At Sluts and other party wine bars, music plays a huge role in the twinning of natural wine and nightlife. Imana chooses to keep the playlist in-house, describing the sound of Sluts as “old-school rap… and sometimes something from High School Musical, or John Mayer. It’s as random as the bar is.”
Other bars are working regularly with DJs to help advance the club agenda. At El Prado, on Sunset Boulevard in L.A.’s Echo Park neighborhood, one of the country’s best natural wine lists—Emmanuel Haget, Champagne Timothée Stroebel, Florian Curtet and other otherwise-ungettable bottles—shares equal billing with an eclectic DJ roster and a bartending staff armed with an extensive vinyl collection. It might be soul night one night, a druggie exegesis from some out-of-town Deadheads the next. (The bar’s owner, Nick Fisher, plays Grateful Dead music 24 hours a day for the bottles stocked in the walk-in fridge.)
Friday nights are a who’s who of the young and beautiful in Los Angeles (per the grand old tradition) spilling out onto the sidewalk and down the street, but the bar is calmer on Wednesdays, when weekly resident DJ Gerard Lollie spins eclectic world music into lost jazz and electropop. Lollie’s polyphonic approach blurs genres and boundaries on the bar’s stereo system, featuring a quartet of QSC speakers and turntables by Technics and Audio Technica. Drinking your way through Fisher’s list while listening to DJ Gerard is its own form of party, uniquely contained within the bar culture of El Prado.
“Sluts is pretty random, and I just want you to never be able to stop looking around,” says Imana, owner of the wine bar.
“I feel like for so long, wine bars were monodimensional,” says Victor Martinez, co-owner of Ardor Natural Wines and Nil Wine Bar in Portland, Oregon. Martinez and his small team of collaborators (including the natural wine distributors Chausse Selections) have turned the one-two punch of Ardor and Nil—neighboring establishments that serve in tandem in the caviste model—into Portland’s premier destination for wine partying. It, too, looks a little different from night to night. Sometimes the bar is downright raucous, with a shifting cadre of local DJs and dozens of people spilling out of Nil’s 300-square-foot shotgun space; other times, the bar is vibey and intimate, bathed in blue and red lighting like an episode of Euphoria, or a really good comedown room at the previous generation’s party du jour, the rave.

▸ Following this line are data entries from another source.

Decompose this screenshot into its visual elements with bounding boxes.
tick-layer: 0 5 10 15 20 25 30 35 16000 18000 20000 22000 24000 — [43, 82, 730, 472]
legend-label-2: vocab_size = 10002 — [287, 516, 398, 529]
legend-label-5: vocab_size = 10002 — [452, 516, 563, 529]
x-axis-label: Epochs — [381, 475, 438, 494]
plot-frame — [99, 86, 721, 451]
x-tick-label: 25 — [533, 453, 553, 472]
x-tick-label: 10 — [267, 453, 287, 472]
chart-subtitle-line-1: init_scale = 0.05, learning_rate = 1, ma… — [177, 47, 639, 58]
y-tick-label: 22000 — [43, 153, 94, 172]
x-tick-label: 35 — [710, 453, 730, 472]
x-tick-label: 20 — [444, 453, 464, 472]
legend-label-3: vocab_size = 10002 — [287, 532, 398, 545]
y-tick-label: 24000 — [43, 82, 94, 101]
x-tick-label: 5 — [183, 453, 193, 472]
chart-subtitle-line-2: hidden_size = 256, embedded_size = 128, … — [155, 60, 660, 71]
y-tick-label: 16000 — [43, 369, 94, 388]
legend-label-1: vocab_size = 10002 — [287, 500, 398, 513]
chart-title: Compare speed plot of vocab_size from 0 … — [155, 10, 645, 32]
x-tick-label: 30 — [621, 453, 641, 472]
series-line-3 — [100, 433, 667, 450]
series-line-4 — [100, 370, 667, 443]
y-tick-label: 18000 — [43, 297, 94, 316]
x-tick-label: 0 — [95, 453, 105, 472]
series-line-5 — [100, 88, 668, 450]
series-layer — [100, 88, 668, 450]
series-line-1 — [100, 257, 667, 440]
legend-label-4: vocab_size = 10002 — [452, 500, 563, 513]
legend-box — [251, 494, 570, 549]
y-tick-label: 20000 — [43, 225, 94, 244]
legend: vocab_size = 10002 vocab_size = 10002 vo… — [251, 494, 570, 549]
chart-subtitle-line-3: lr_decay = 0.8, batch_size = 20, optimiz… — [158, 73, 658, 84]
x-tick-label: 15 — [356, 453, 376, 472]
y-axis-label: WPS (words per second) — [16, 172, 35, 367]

“We like having different versions of how the bar feels,” Martinez says, and a great sound system (including Klipsch speakers and a Marantz amplifier, catnip for hi-fi geeks) certainly helps. Martinez sees what’s happening around the country—at Sluts and El Prado, as well as the now-legendary wine-club scene at San Francisco’s Bar Part Time, Brooklyn’s Nightmoves and the roving wine nightclub Bêvèrãgęš—as drawing directly from the attitudes and social mores of the winemakers who helped form the vanguard of natural wine culture. “It’s what the French would call le punk rock,” Martinez says, “bucking the trend, going their own way, doing the shit they want, blending grapes that weren’t supposed to be blended, opting out of AOCs and making wine in a raw, unfettered way. I think that ethos, if you’re running a wine bar, kind of permeates through that, too.”
How quickly we’ve gone from the cold cheese plate and flight model to something that feels more disruptive and countercultural—inspired by Paris, perhaps, but distinctly American in both rhythm and execution. In this way, America is making the natural wine bar its own, fusing the concept together with other existing threads of nightlife and arriving at a destination that feels wholly unexpected, and in the right hands—and with the right song on the hi-fi—riveting.
“People aren’t here to do serious tasting notes or see what wristwatch the other guy has on,” says Martinez. “It’s more like, hey—we’re here, we’re having fun, this is a wine bar. Let’s have a party.”